Bank Jago (ARTO IJ)
1H24 earnings miss, but solid asset quality to support 2H24 earnings
- ARTO booked a higher 2Q24 NP (+30% qoq), supported by 10% qoq loan growth which offset the lower NIM and higher CoC.
- 1H24 NP is below our and consensus FY24F at 39/32%, but we expect higher NIM and steady CoC to improve NP in 2H24.
- We lowered our LT ROE from 18.1% to 16.7% as we trimmed our NIM, which is partly offset by lower CoC. Maintain BUY with a TP of Rp3,800.
2Q24 NP supported by asset quality offsetting the lower NIM
ARTO reported a 2Q24 net profit of Rp28bn (+23% yoy, +30% qoq), bringing its 1H24 NP to Rp50bn (+23% yoy), which formed 39/32% of our/consensus FY24F NP., i.e., below. The lower provisions (-56% yoy) supported the 1H24 NP growth. Despite the robust CoF, NIM fell 330bps yoy to 7.3% in 1H24, mainly due to the lower loan yield as the bank reduced the sharia portion from its loan book and shifted towards higher quality loans.
Asset quality continues to be the main priority
CoC remained manageable at 1.7% in 2Q24 (1Q24/2Q23: 1.5/4.7%), as Sharia portion of the CoC became negligible and asset quality improved, as shown by the NPL decline to 0.4% in 2Q24 (LaR at 3.3%). Management expects a slight uptick in NPL (but still below 1.0% in FY24) to cater to the higher portion of riskier loans in 2H24.

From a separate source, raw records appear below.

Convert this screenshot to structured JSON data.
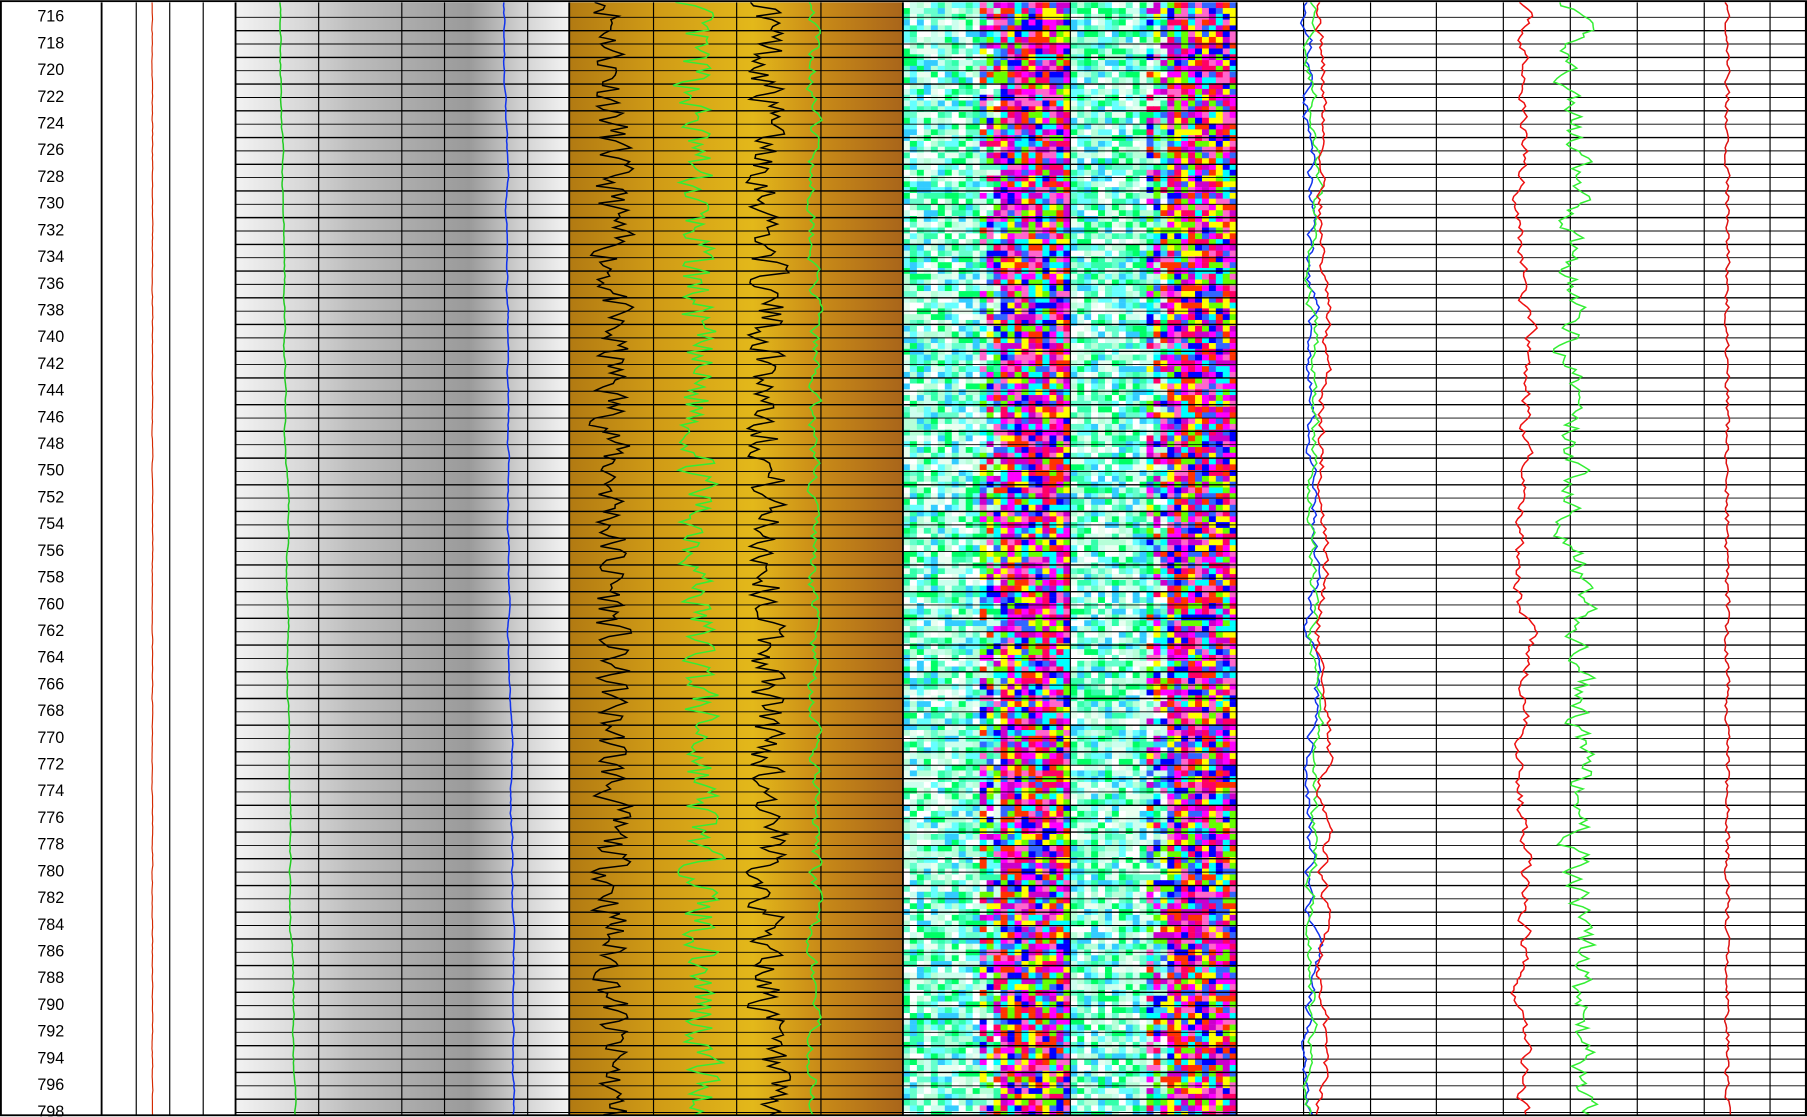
{
  "depth_labels": [
    716,
    718,
    720,
    722,
    724,
    726,
    728,
    730,
    732,
    734,
    736,
    738,
    740,
    742,
    744,
    746,
    748,
    750,
    752,
    754,
    756,
    758,
    760,
    762,
    764,
    766,
    768,
    770,
    772,
    774,
    776,
    778,
    780,
    782,
    784,
    786,
    788,
    790,
    792,
    794,
    796,
    798
  ]
}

Strong loan and deposit growth in 2Q24
Loans grew 40% yoy to Rp15.7tr in 1H24 (+10% qoq), higher than the initially expected 30% yoy growth. Management reiterates its aim to focus on quality and is comfortable with slowing loan growth to the 30-35% range in FY24. The loan-to-GTF currently stands at approximately Rp3.1tr (from Rp1.7tr in Dec23), which is 80% of the GTF loan book. Management is willing to increase the cash/BNPL portion to around 60% (from 40% currently) in the future, partly supported by future direct lending. Deposits rose 12% qoq to Rp14.8tr (+47% yoy). Management stated that out of 10mn digital bank customers, around 37% are GOTO users, equivalent to c. 10-12% of total GOTO users.
Maintain Buy with a lower TP of Rp3,800
We trimmed our FY24-25F NP by 3.7-23.9% to factor in the lower NIM and lower CoC, and consequently lowered our TP to Rp3,800 (from Rp4,500 previously). Our TP is still based on our 3-stage DDM, with LTG assumption of 8.0% and CoE of 11.0% but with lower LT ROE to 16.7% (from 18.1%). We maintain our Buy rating, as we believe the bank’s steady improvement and customer loyalty will remain key drivers for the bank’s LT growth. Risks to our view are lower-than-expected loan growth and deteriorating asset quality.